– Спокойно, ребята, я сейчас все улажу, – произнес пьяный хозяин, опрокидывая в себя еще одну стопку, и, уже обращаясь к родительнице, грубо добавил: – Я же сказал, любезная мама, что эти парни мои друзья – и они будут здесь жить! – последнюю фразу он выкрикнул громко, а для убедительности еще и ударил стопкой о полированный стол.
– Только после моей смерти, – заметила женщина, переходя от гнева к огромному сожалею и наполняя глаза неприятной жидкостью, имевшей солоноватый оттенок, – эти твои друзья таковыми являются, только пока ты их поишь винищем, а потом они непременно тебя предадут, причем сделают это самыми первыми… Убирайтесь, пока я не обратилась в полицию!
– Только попробуй, – грубым голосом сказал сын, перемежая свою речь отборнейшей матерщиной и пытаясь подняться из-за журнального столика, – я тебе такое устрою – сама убежишь из этого дома! Так что лучше иди в свою комнату и сиди там тихо, спокойно – а к нам? – даже не суйся… мы тебе не мешаем, соответственно, и ты нас не трогай.
Встав с мягкого кресла, он не удержался на пьяных ногах и завалился прямо на сидевшего рядом парня, грязного и прыщавого; тот отшатнулся и вспомнил всю нецензурную брань, какая ему была только известна; однако «нового друга» в беде не бросил, а, воспользовавшись помощью второго товарища, помог Андрею вначале подняться, а затем устоять на ногах, поддерживая его под руки и сохранив ему равновесие; обретя с их помощью дополнительную уверенность, обезумевший сын двинулся в сторону матери, замахнувшись рукой для удара.
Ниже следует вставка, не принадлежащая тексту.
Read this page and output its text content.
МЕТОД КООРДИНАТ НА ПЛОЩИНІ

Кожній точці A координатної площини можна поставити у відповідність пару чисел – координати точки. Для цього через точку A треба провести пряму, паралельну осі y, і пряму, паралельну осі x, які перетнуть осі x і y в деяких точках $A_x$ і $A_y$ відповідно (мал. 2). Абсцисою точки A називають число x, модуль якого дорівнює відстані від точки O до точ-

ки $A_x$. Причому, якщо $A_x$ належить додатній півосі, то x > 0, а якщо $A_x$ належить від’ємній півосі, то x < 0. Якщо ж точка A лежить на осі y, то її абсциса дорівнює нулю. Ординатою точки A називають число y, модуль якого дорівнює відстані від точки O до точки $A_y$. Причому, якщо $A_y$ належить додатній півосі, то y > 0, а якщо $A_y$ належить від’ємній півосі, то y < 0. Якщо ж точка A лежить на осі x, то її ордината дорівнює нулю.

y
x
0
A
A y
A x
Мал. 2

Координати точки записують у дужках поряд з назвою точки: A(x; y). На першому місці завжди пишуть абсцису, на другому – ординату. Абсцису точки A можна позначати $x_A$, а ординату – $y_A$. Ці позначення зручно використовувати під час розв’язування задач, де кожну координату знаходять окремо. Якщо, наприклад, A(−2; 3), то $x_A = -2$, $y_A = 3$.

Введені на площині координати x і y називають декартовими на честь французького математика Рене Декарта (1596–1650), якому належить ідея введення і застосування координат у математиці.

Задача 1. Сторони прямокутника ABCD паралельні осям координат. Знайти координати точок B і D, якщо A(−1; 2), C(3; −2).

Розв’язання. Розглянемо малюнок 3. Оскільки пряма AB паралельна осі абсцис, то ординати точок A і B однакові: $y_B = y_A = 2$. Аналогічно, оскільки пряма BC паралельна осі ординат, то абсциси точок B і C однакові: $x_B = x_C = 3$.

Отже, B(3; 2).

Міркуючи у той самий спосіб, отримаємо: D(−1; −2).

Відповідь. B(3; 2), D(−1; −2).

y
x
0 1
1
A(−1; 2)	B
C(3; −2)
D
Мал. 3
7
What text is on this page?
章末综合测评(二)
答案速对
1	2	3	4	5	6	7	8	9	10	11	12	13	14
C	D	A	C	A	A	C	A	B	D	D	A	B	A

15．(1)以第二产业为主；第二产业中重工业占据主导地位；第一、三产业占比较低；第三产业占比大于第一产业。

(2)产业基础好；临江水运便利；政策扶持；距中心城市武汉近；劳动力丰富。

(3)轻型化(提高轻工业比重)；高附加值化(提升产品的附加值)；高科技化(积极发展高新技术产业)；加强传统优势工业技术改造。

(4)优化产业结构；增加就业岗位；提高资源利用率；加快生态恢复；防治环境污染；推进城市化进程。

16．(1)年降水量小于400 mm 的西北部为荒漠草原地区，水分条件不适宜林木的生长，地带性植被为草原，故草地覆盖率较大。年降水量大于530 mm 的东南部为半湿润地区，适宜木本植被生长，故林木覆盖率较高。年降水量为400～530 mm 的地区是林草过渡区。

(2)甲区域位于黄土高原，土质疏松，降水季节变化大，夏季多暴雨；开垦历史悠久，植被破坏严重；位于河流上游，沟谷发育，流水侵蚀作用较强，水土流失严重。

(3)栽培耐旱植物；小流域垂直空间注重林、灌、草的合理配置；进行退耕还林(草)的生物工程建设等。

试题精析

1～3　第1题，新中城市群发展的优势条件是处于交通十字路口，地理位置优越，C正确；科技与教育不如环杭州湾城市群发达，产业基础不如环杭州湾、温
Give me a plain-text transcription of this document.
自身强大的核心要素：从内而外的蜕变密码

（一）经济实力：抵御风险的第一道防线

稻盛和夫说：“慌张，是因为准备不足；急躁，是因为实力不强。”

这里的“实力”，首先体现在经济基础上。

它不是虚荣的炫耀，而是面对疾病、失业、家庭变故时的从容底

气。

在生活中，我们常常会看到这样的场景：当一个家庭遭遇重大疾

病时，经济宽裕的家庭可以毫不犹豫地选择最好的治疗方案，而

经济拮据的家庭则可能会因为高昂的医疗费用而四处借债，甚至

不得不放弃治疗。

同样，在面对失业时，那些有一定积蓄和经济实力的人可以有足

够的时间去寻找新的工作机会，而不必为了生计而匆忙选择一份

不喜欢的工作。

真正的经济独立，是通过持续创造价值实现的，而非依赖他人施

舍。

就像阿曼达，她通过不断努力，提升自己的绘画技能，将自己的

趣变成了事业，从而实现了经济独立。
Видя своего любимого «мальчика» в таком неестественном для него состоянии и предполагая скорую неосознанную расправу, тем не менее страшную и жестокую, несчастная женщина выбежала из комнаты и, сопровождая свои действия громким криком, поспешила укрыться в занимаемых ей помещениях; успев запереть свою дверь изнутри, она часто дышала, пытаясь восстановить сбившееся от неожиданности и страха дыхание. Молодой же офицер, погруженный в алкогольное безумие, несколько раз постучал, а затем заплетавшимся языком грозно промолвил:
– Смотри у меня, сиди тихо!
Затем вернулся к своим новым знакомым, с которыми и дальше стал предаваться безудержному веселью. Тем временем женщина некоторое время терзалась в мучительных сомнениях, не желая, конечно же, вреда своему неразумному сыну; но все же в конце концов чувство собственного достоинства и страх за личную безопасность взяли над ее милосердием верх, в результате чего она позвонила старому полицейскому другу ее скончавшегося супруга. Тот отнесся к ее тревожной просьбе с большим пониманием и пообещал, что на служебном положении сына это происшествие никаким образом отражаться не будет.
Новые приятели в тот же самый момент погружались в пьяную эйфорию все больше и больше; а обнаглевшие бомжи уже снимали со своих ног грязную обувь, пышущую омерзительным запахом, наполняли воздух квартиры еще более «пронзительным ароматом» и гуляли по полковничьему жилищу, словно бы у себя дома, изучая все его доступные помещения; им даже хватило наглости зайти в детскую комнату, которая теперь пустовала; они и там оставили свой всепроникающий смрад, мгновенно въедавшийся и в детские игрушки, и в постельное белье, и в носимые вещи. Но! В этот момент хозяин жилых помещений, словно бы что-то вспомнив, резко поднялся со своего удобного места, насиженного и «пьяного», и проследовал посмотреть, чем же это занимаются его новые знакомые, ставшие ему на какое-то время самыми близкими, если не сказать, дорогими; увидев их в «детской», он пришел в немыслимое негодование, страшное и словами просто неописуемое, и, схватив за грудки того, что был «повонючее», бешено заорал:
– Вам кто, «…мать вашу эдак разэдак», разрешил здесь сейчас находиться?! Кто позволил входить в эту запрещенную комнату?! Если я разрешил вам свободно передвигаться – это еще не значит, что вы непременно должны распоясаться, – имел он в виду обнаглеть, – правильно заметила про вас моя мама – в душе вы такие же «грязные», как и снаружи.